Optimization and regularization methods
- A Theoretically Grounded Application of Dropout in Recurrent Neural Networks (Yarin Gal, 2015)
Dropout has been very successful for regularization of different types of networks, but it has been difficult to apply to RNNs. Gal presents a method that actually works, has a theoretical foundation on variational Bayesian method (so it is sometimes referred to as "variational dropout"), and has been adopted by several people already. Drastically reduces overfitting, but comes at the cost of somewhat slower convergence. Implemented in BNAS.
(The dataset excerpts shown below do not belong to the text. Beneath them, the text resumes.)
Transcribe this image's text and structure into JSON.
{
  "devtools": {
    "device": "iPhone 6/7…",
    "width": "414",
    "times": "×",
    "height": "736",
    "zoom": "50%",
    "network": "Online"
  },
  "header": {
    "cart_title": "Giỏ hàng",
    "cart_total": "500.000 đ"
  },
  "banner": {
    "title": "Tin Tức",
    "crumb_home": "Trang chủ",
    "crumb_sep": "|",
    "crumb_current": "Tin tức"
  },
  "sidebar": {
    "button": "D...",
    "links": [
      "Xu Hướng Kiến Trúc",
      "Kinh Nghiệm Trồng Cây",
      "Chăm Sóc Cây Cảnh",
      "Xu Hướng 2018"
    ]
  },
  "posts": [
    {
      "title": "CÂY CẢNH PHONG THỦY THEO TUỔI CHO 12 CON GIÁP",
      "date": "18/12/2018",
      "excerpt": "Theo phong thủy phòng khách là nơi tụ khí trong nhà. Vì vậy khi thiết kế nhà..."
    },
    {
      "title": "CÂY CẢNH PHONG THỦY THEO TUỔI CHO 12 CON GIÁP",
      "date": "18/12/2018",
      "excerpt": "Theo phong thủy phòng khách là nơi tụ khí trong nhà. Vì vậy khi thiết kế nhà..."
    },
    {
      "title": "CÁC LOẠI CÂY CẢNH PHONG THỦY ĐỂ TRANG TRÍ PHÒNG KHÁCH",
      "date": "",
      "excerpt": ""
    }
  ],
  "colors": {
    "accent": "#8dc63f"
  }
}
- Layer Normalization (Jimmy Lei Ba, Jamie Ryan Kiros and Geoffrey E. Hinton, 2016)
Similar to Batch Normalization, but normalizing over the nodes in a layer rather than over the same node in a minibatch. Easy to apply to recurrent networks, and our experiments show that their first LSTM variant (equations 20--22) works better than the second one (equations 29--31), although there are issues with numerical stability.
- Multi-Domain Neural Machine Translation through Unsupervised Adaptation (M. Amin Farajian, Marco Turchi, Matteo Negri, Marcello Federico, 2017)
Cool stuff, possibly useful
- Towards cross-lingual distributed representations without parallel text trained with adversarial autoencoders (Antonio Valerio Miceli Barone, ACL 2016 representation workshop)
Multilingual word vectors without parallel or even comparable corpora, simply trying to enforce similar distributions between the vector spaces of different languages. Seems to work so-so under these very restricted unsupervised conditions, but could it be used to improve low-resource word vectors?